Note: The environment I checked is as follows. OS: Windows 10 Python: 3.9.13
@kale4eat , hello. Can you check this https://github.com/SYSTRAN/faster-whisper/pull/705 for quick fix. I will try to implement the pad_or_trim function. Tks.
Now, I noticed that the transcription behavior has changed a lot in version 1.0.0.
I noticed it only happening in the last chunk. [I tested with old PyAV and CTranslate2] Maybe your observed differences are coming from new CTranslate2 or new PyAV. (read there about PyAV)
The following code from openai's Whisper shows that the last dimension of mel_segment is padded to be N_FRAMES. https://github.com/openai/whisper/blob/ba3f3cd54b0e5b8ce1ab3de13e32122d0d5f98ab/whisper/transcribe.py#L276
Not sure what it does, but it's there from the word-level timestamps implementation, maybe it's not needed here.
Maybe you actually meant this line - https://github.com/openai/whisper/blob/ba3f3cd54b0e5b8ce1ab3de13e32122d0d5f98ab/whisper/transcribe.py#L274 , it was a change incorporated in 1.0.0 with "clip_timestamps" option.
@kale4eat Actually, I forgot that https://github.com/SYSTRAN/faster-whisper/commit/00efce1696c21310bbdfd58433adfc8d44c2edbc & https://github.com/SYSTRAN/faster-whisper/commit/ebcfd6b9646f5176fba8b7f3429d0de28a70192c bugfixes were made after the 0.10.0 version.
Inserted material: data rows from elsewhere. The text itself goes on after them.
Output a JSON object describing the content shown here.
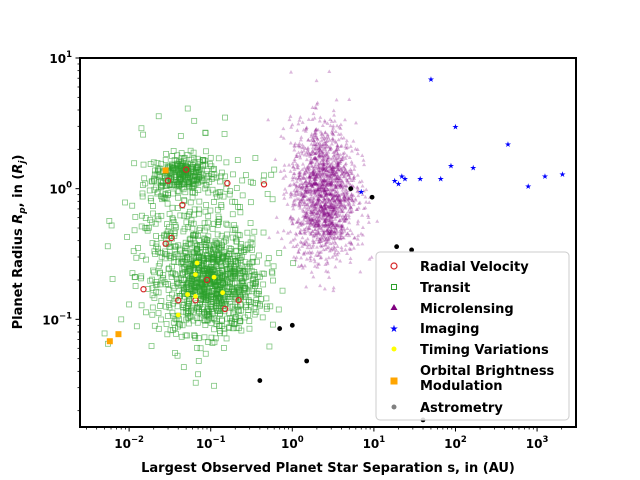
{
  "chart_data": {
    "type": "scatter",
    "xlabel": "Largest Observed Planet Star Separation s, in (AU)",
    "ylabel": "Planet Radius $R_p$, in $(R_j)$",
    "ylabel_parts": [
      "Planet Radius ",
      "R",
      "p",
      ", in (",
      "R",
      "j",
      ")"
    ],
    "x_scale": "log",
    "y_scale": "log",
    "xlim": [
      0.0025,
      3000
    ],
    "ylim": [
      0.015,
      10
    ],
    "x_ticks": [
      {
        "value": 0.01,
        "base": "10",
        "exp": "−2"
      },
      {
        "value": 0.1,
        "base": "10",
        "exp": "−1"
      },
      {
        "value": 1,
        "base": "10",
        "exp": "0"
      },
      {
        "value": 10,
        "base": "10",
        "exp": "1"
      },
      {
        "value": 100,
        "base": "10",
        "exp": "2"
      },
      {
        "value": 1000,
        "base": "10",
        "exp": "3"
      }
    ],
    "y_ticks": [
      {
        "value": 0.1,
        "base": "10",
        "exp": "−1"
      },
      {
        "value": 1,
        "base": "10",
        "exp": "0"
      },
      {
        "value": 10,
        "base": "10",
        "exp": "1"
      }
    ],
    "grid": false,
    "legend_position": "lower-right",
    "series": [
      {
        "name": "Radial Velocity",
        "marker": "open-circle",
        "color": "#d62728",
        "points": [
          [
            0.015,
            0.17
          ],
          [
            0.028,
            0.38
          ],
          [
            0.033,
            0.42
          ],
          [
            0.03,
            1.15
          ],
          [
            0.045,
            0.75
          ],
          [
            0.05,
            1.4
          ],
          [
            0.04,
            0.14
          ],
          [
            0.065,
            0.14
          ],
          [
            0.09,
            0.2
          ],
          [
            0.15,
            0.12
          ],
          [
            0.16,
            1.1
          ],
          [
            0.22,
            0.14
          ],
          [
            0.45,
            1.08
          ]
        ]
      },
      {
        "name": "Transit",
        "marker": "open-square",
        "color": "#2ca02c",
        "clusters": [
          {
            "center": [
              0.045,
              1.3
            ],
            "count": 240,
            "spread_dex": [
              0.17,
              0.07
            ]
          },
          {
            "center": [
              0.1,
              0.19
            ],
            "count": 950,
            "spread_dex": [
              0.32,
              0.19
            ]
          },
          {
            "center": [
              0.03,
              0.55
            ],
            "count": 140,
            "spread_dex": [
              0.28,
              0.3
            ]
          },
          {
            "center": [
              0.12,
              0.9
            ],
            "count": 90,
            "spread_dex": [
              0.3,
              0.18
            ]
          }
        ],
        "points": [
          [
            0.005,
            0.078
          ],
          [
            0.0055,
            0.065
          ],
          [
            0.008,
            0.1
          ],
          [
            0.01,
            0.13
          ],
          [
            0.012,
            0.18
          ],
          [
            0.15,
            3.5
          ],
          [
            0.6,
            1.4
          ],
          [
            0.35,
            0.18
          ],
          [
            0.4,
            0.13
          ],
          [
            0.07,
            0.038
          ],
          [
            0.11,
            0.031
          ]
        ]
      },
      {
        "name": "Microlensing",
        "marker": "triangle",
        "color": "#800080",
        "clusters": [
          {
            "center": [
              2.4,
              1.0
            ],
            "count": 1500,
            "spread_dex": [
              0.2,
              0.25
            ]
          },
          {
            "center": [
              2.5,
              0.5
            ],
            "count": 200,
            "spread_dex": [
              0.18,
              0.13
            ]
          }
        ],
        "points": [
          [
            3.2,
            1.25
          ],
          [
            2.8,
            0.8
          ],
          [
            1.6,
            0.5
          ]
        ]
      },
      {
        "name": "Imaging",
        "marker": "star",
        "color": "#0000ff",
        "points": [
          [
            50,
            6.9
          ],
          [
            100,
            3.0
          ],
          [
            440,
            2.2
          ],
          [
            18,
            1.15
          ],
          [
            22,
            1.25
          ],
          [
            20,
            1.1
          ],
          [
            24,
            1.2
          ],
          [
            37,
            1.2
          ],
          [
            66,
            1.2
          ],
          [
            88,
            1.5
          ],
          [
            165,
            1.45
          ],
          [
            780,
            1.05
          ],
          [
            1250,
            1.25
          ],
          [
            2050,
            1.3
          ],
          [
            7,
            0.95
          ]
        ]
      },
      {
        "name": "Timing Variations",
        "marker": "point",
        "color": "#ffff00",
        "points": [
          [
            0.04,
            0.108
          ],
          [
            0.052,
            0.155
          ],
          [
            0.068,
            0.27
          ],
          [
            0.065,
            0.22
          ],
          [
            0.11,
            0.21
          ],
          [
            0.065,
            0.15
          ],
          [
            0.14,
            0.16
          ]
        ]
      },
      {
        "name": "Orbital Brightness\nModulation",
        "marker": "filled-square",
        "color": "#ffa500",
        "points": [
          [
            0.0058,
            0.068
          ],
          [
            0.0074,
            0.077
          ],
          [
            0.028,
            1.38
          ]
        ]
      },
      {
        "name": "Astrometry",
        "marker": "point",
        "color": "#808080",
        "points": []
      },
      {
        "name": "",
        "marker": "point",
        "color": "#000000",
        "points": [
          [
            0.4,
            0.034
          ],
          [
            0.7,
            0.085
          ],
          [
            1.0,
            0.09
          ],
          [
            1.5,
            0.048
          ],
          [
            5.2,
            1.0
          ],
          [
            9.5,
            0.86
          ],
          [
            19,
            0.36
          ],
          [
            29,
            0.34
          ],
          [
            40,
            0.017
          ]
        ]
      }
    ]
  }
}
So, differences can come from these too if you use the repo by versions.
@Purfview Thanks for the info. Seems the situation is more complicated than I had imagined. #705 would return inference results almost close to the previous version. (In my case, I don't specify many options and use short pre-processed audio files. ) I'll keep a close eye on the impact of the other changes.